Website: martianradiotheatre.space

Artist Statement:

Listen to Nicholles’s artistic take on a vocal response below:

Martian Radio is an image I have in my mind of individuals sending signals into space hoping to find aliens so that they themselves might feel less alienated. This image informs all of my work. For me, the process of collaboration is the product. I'm less concerned with marketing, commercialism or personal gain than I am with facilitating and elevating artists. Most of my expressions of creation are to model to others that anyone can create anything with the resources they are given. I'm personally drawn to Fringe Theatre the Theatre of the Absurd and the values of Public Access. I believe that assuming and relinquishing power is an important exercise and some of the most influential minds on me are Mary Wollstonecraft, Michel Foucaut, bell hooks, Audre Lorde and James Baldwin. My work is rooted primarily in queer theory.

Project Description:

I am currently testing a collaborative process that I have conducted twice before. It is a kind of creative prompt. This year I am bringing together various artists from within my social circle, in the periphery and beyond to produce recordings of Edgar Allan Poe poems and stories. I pitch the project to individuals that they can choose a variety of methods to produce their project from recording it on their phone and sending it to utilizing the group, public access stations and other resources to increase the scope of production. Next quarter I plan to do Shakespeare monologues and as we build a culture transitioning into original works that feature local artists.

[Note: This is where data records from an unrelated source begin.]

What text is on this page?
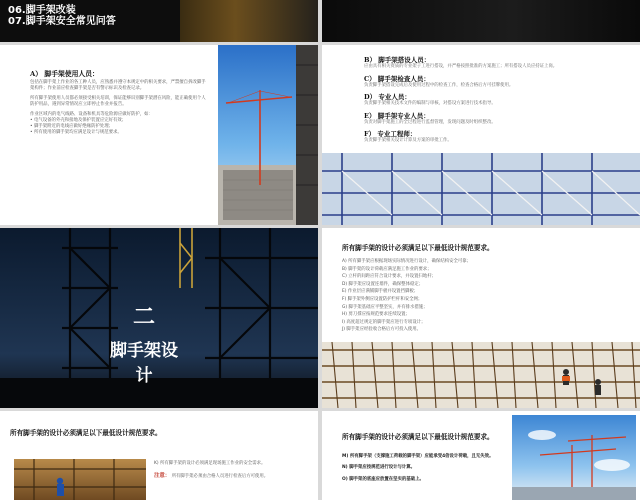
06.脚手架改装
07.脚手架安全常见问答
A） 脚手架使用人员：
包括在脚手架上作业的各工种人员，应熟悉并遵守本规定中的相关要求，严禁擅自拆改脚手架构件；作业前应检查脚手架是否有警示标识及检查记录。
所有脚手架使用人员都必须接受相关培训，保证能够识别脚手架潜在风险，能正确使用个人防护用品，遇到异常情况应立即停止作业并报告。
作业区域内的电气线路、设备和机具等危险源应做好防护，如：
• 电气设备的外壳和接地及保护装置应完好有效；
• 脚手架附近的电线应做好绝缘防护处理；
• 所有使用的脚手架均应满足设计与规范要求。
B） 脚手架搭设人员：
应由具有相关资质的专业架子工进行搭设，并严格按照批准的方案施工；所有搭设人员应持证上岗。
C） 脚手架检查人员：
负责脚手架搭设完成后及使用过程中的检查工作，检查合格后方可挂牌使用。
D） 专业人员：
负责脚手架相关技术文件的编制与审核，对搭设方案进行技术指导。
E） 脚手架专业人员：
负责对脚手架施工的全过程进行监督管理，发现问题及时组织整改。
F） 专业工程师：
负责脚手架相关设计计算及方案的审批工作。
二
脚手架设计
所有脚手架的设计必须满足以下最低设计规范要求。
A) 所有脚手架应根据现场实际情况进行设计，确保结构安全可靠；
B) 脚手架的设计荷载应满足施工作业的要求；
C) 立杆的间距应符合设计要求，并设置扫地杆；
D) 脚手架应设置连墙件，确保整体稳定；
E) 作业层应满铺脚手板并设置挡脚板；
F) 脚手架外侧应设置防护栏杆和安全网；
G) 脚手架基础应平整坚实，并有排水措施；
H) 剪刀撑应按规范要求连续设置；
I) 高度超过规定的脚手架应进行专项设计；
J) 脚手架应经验收合格后方可投入使用。
所有脚手架的设计必须满足以下最低设计规范要求。
K) 所有脚手架的设计必须满足现场施工作业的安全需求。
注意： 所有脚手架必须由合格人员进行检查后方可使用。
所有脚手架的设计必须满足以下最低设计规范要求。
M) 所有脚手架（支撑施工荷载的脚手架）应能承受4倍设计荷载，且无失效。
N) 脚手架应按规范进行设计与计算。
O) 脚手架的底座应放置在坚实的基础上。
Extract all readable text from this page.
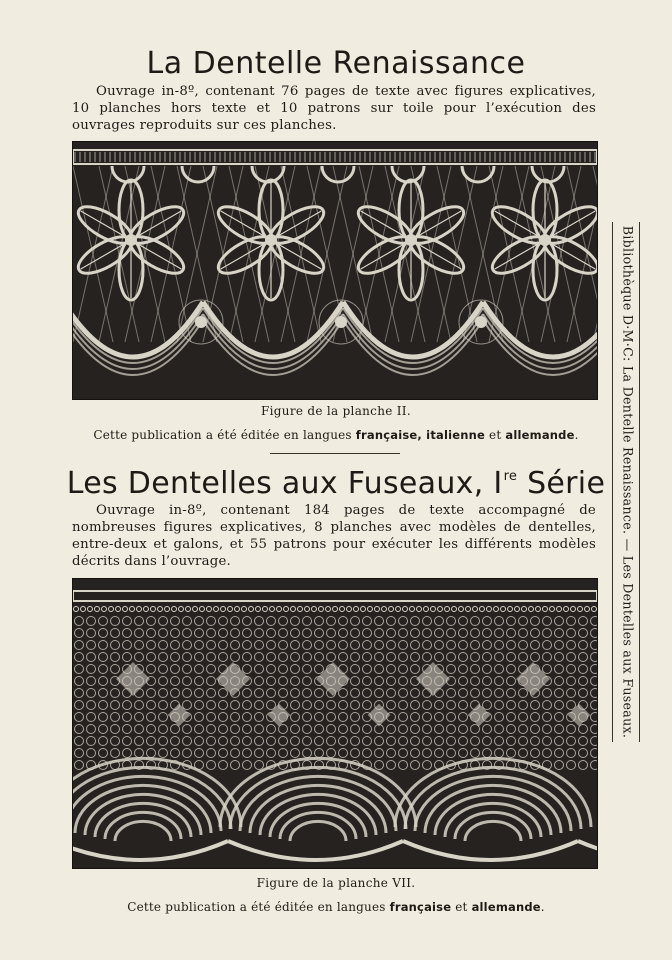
La Dentelle Renaissance

Ouvrage in-8º, contenant 76 pages de texte avec figures explicatives, 10 planches hors texte et 10 patrons sur toile pour l’exécution des ouvrages reproduits sur ces planches.

Figure de la planche II.

Cette publication a été éditée en langues française, italienne et allemande.

Les Dentelles aux Fuseaux, Ire Série

Ouvrage in-8º, contenant 184 pages de texte accompagné de nombreuses figures explicatives, 8 planches avec modèles de dentelles, entre-deux et galons, et 55 patrons pour exécuter les différents modèles décrits dans l’ouvrage.

Figure de la planche VII.

Cette publication a été éditée en langues française et allemande.

Bibliothèque D·M·C: La Dentelle Renaissance. — Les Dentelles aux Fuseaux.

It is incredibly flexible, non judgemental and meant to create community. Several members are already based in Boston and the work can be done remotely and while based in Lowell is not Lowell centric. It will also create a bridge of interest between the two cities that doesn't always share an obvious relationship. I strongly feel that the fates of Lowell and Boston are the same, indeed many historical and contemporary figures often using rhetoric seeing Boston as Lowell's future. Some voices making a favorable comparison while others a negative. There is also a focus on intersecting different populations to facilitate conversation in a responsible way, creating safe and constructive places for all folks. Lowell's queer scenes are not as fully fledged as Boston's but I think that will change over time and Lowell has a lot of culture to offer Boston, one being are very large Asian population as well as various refugee populations.